Flexibilität, die mit dem Unternehmen geht
Eine Fläche ab 600 m² lässt sich im FLAIR auf zwei Wegen flexibel gestalten. Erstens innerhalb der Einheit: agile Zonen, Rückzugsbereiche, Breakout-Areas, Showroom-Optionen. Zweitens nach außen: durch Optionen auf benachbarte Einheiten, die im Mietvertrag verankert werden können. Wer in zwei Jahren 1.200 m² braucht, plant das heute mit. Ohne dass der Standort verlassen werden muss.

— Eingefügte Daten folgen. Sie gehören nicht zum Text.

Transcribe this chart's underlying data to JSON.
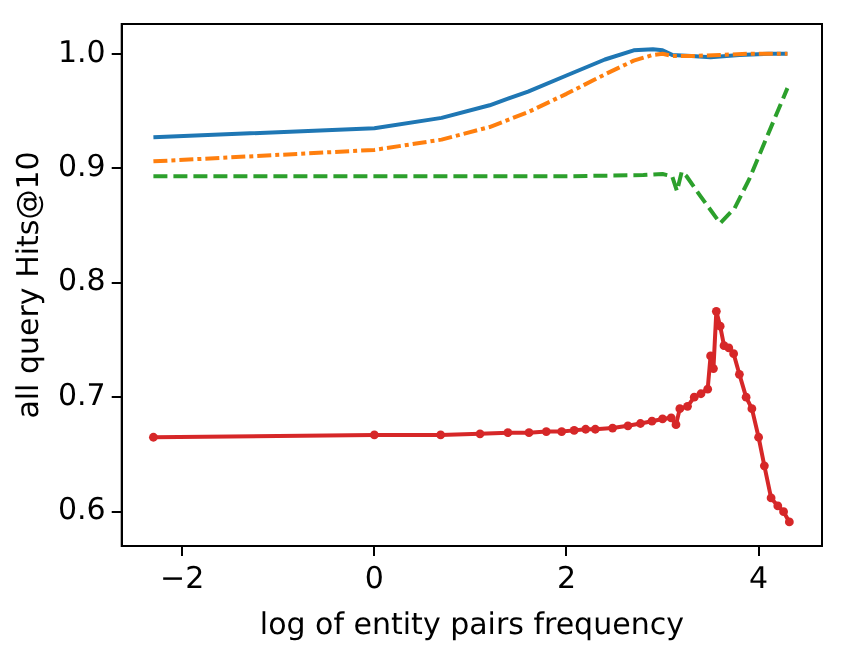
{
  "chart_data": {
    "type": "line",
    "xlabel": "log of entity pairs frequency",
    "ylabel": "all query Hits@10",
    "xlim": [
      -2.63,
      4.66
    ],
    "ylim": [
      0.57,
      1.026
    ],
    "xticks": [
      {
        "value": -2,
        "label": "−2"
      },
      0,
      2,
      4
    ],
    "yticks": [
      0.6,
      0.7,
      0.8,
      0.9,
      {
        "value": 1,
        "label": "1.0"
      }
    ],
    "grid": false,
    "legend": false,
    "series": [
      {
        "color": "#1f77b4",
        "line_style": "solid",
        "marker": "none",
        "x": [
          -2.3,
          0,
          0.7,
          1.2,
          1.6,
          2.0,
          2.4,
          2.7,
          2.9,
          3.0,
          3.1,
          3.3,
          3.5,
          3.8,
          4.1,
          4.3
        ],
        "values": [
          0.927,
          0.935,
          0.944,
          0.955,
          0.967,
          0.981,
          0.995,
          1.003,
          1.004,
          1.003,
          0.999,
          0.998,
          0.997,
          0.999,
          1.0,
          1.0
        ]
      },
      {
        "color": "#ff7f0e",
        "line_style": "dashdot",
        "marker": "none",
        "x": [
          -2.3,
          0,
          0.7,
          1.2,
          1.6,
          2.0,
          2.4,
          2.7,
          2.9,
          3.0,
          3.1,
          3.3,
          3.6,
          3.9,
          4.3
        ],
        "values": [
          0.906,
          0.916,
          0.925,
          0.936,
          0.949,
          0.965,
          0.982,
          0.994,
          0.999,
          1.0,
          0.998,
          0.998,
          0.999,
          1.0,
          1.0
        ]
      },
      {
        "color": "#2ca02c",
        "line_style": "dashed",
        "marker": "none",
        "x": [
          -2.3,
          0,
          1.0,
          2.0,
          2.8,
          3.0,
          3.1,
          3.15,
          3.2,
          3.25,
          3.4,
          3.6,
          3.75,
          3.9,
          4.1,
          4.3
        ],
        "values": [
          0.893,
          0.893,
          0.893,
          0.893,
          0.894,
          0.895,
          0.893,
          0.88,
          0.897,
          0.893,
          0.875,
          0.852,
          0.865,
          0.89,
          0.93,
          0.97
        ]
      },
      {
        "color": "#d62728",
        "line_style": "solid",
        "marker": "circle",
        "x": [
          -2.3,
          0,
          0.69,
          1.1,
          1.39,
          1.61,
          1.79,
          1.95,
          2.08,
          2.2,
          2.3,
          2.48,
          2.64,
          2.77,
          2.89,
          3.0,
          3.09,
          3.14,
          3.18,
          3.26,
          3.33,
          3.4,
          3.47,
          3.5,
          3.53,
          3.56,
          3.6,
          3.64,
          3.69,
          3.74,
          3.8,
          3.87,
          3.93,
          4.0,
          4.06,
          4.13,
          4.2,
          4.26,
          4.32
        ],
        "values": [
          0.665,
          0.667,
          0.667,
          0.668,
          0.669,
          0.669,
          0.67,
          0.67,
          0.671,
          0.672,
          0.672,
          0.673,
          0.675,
          0.677,
          0.679,
          0.681,
          0.682,
          0.676,
          0.69,
          0.692,
          0.7,
          0.703,
          0.707,
          0.736,
          0.725,
          0.775,
          0.762,
          0.745,
          0.743,
          0.738,
          0.72,
          0.7,
          0.69,
          0.665,
          0.64,
          0.612,
          0.605,
          0.6,
          0.591
        ]
      }
    ]
  }
}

Repräsentanz ohne Mehrpreis
Scale-ups brauchen zwei Dinge gleichzeitig: Flexibilität und Sichtbarkeit. Beides geht im klassischen Mietmarkt selten zusammen. Im FLAIR liefert das Gebäude Repräsentanz mit dem Foyer, der Fassade, der eigenen Adresse. Die Flexibilität liegt in den Grundrissen und im Vertrag. Damit lösen sich zwei Anforderungen, die sonst gegeneinander stehen, in einer Lösung auf.
Fazit
Wachstum scheitert selten an der Idee, häufig an der Infrastruktur. Das FLAIR liefert für Scale-ups eine Mietlogik, in der die Fläche nicht zur Bremse wird. 600 m² sind dabei kein Kompromiss. Sondern der Punkt, an dem Eigenständigkeit beginnt.